Near where I live there's an Indian restaurant whose major claim is that Sachin Tendulkar once ate there. Of course it's OK.
posted by Fiasco da Gama at 11:40 AM on November 8, 2010


It would be courteous, but utterly unnecessary to ask. One has no rights to one's physical appearance (in the US, at least), i.e.- it can neither be trademarked nor does copyright apply, so it is merely an ethical question, not a legal one, as others have touched on here. In your shoes, I would dispense with asking and post it.
posted by dalea at 11:59 AM on November 8, 2010


Whoever took the photo holds the reproduction/publication rights for the photo, regardless of who appears in the photo.

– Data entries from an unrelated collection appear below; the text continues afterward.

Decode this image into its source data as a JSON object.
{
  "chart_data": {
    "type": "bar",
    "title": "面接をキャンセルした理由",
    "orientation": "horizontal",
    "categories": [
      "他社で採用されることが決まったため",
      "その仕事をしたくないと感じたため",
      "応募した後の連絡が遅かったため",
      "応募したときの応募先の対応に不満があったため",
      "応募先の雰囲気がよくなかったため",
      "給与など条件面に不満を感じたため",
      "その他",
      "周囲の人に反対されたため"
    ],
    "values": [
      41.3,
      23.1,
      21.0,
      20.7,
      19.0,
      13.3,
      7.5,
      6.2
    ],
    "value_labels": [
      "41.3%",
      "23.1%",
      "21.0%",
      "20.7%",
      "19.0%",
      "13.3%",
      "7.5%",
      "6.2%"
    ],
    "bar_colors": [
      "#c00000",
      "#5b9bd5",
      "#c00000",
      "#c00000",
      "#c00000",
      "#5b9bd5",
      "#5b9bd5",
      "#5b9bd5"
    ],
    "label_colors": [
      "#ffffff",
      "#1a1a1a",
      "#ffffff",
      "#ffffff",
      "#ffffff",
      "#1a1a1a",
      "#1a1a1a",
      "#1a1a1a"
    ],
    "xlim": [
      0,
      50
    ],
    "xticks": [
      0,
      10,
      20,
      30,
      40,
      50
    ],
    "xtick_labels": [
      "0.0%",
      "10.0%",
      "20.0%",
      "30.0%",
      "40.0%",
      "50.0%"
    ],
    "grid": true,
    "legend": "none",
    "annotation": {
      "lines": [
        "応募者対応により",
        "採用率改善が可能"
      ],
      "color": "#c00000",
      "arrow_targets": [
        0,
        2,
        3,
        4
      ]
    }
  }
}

While that's true, the legality of using a photo with people is more complex. The real question here is, will you/do you plan to monetarily benefit from the photo? Will it be featured on just Flickr as another random photo, or will it be prominently placed on your business's website? Will it be used in advertisements? Etc. If the photo can be in any way considered "commercial" then you'd better get release forms from the people in it.

Of course, release can be implied. Consider restaurants/businesses that post photos of celebrities on the wall (Hard Rock, dry cleaners in a CYE episode, etc). A celebrity walking into such a place obviously would see the photos, and if they agree to have their photo taken the implied consent is that it will be part of the wall collection. Although these photos are somewhat an endorsement by the celebrity and commercial, the celebrity had no reasonable expectation of privacy when they posed for the photo.

Now suppose your standard business with no celebrity photos on the wall. Celebrity walks in, and as a personal favor to the manager has their picture taken. There's no implied consent here for the photo to be used as anything other than a personal momento of the manager. If you want to hang it on the wall or use it on the business's website then you need to get permission from the celebrity.

TL;DR: get a release if the photo is connected to your business. It's at the very least the polite thing to do.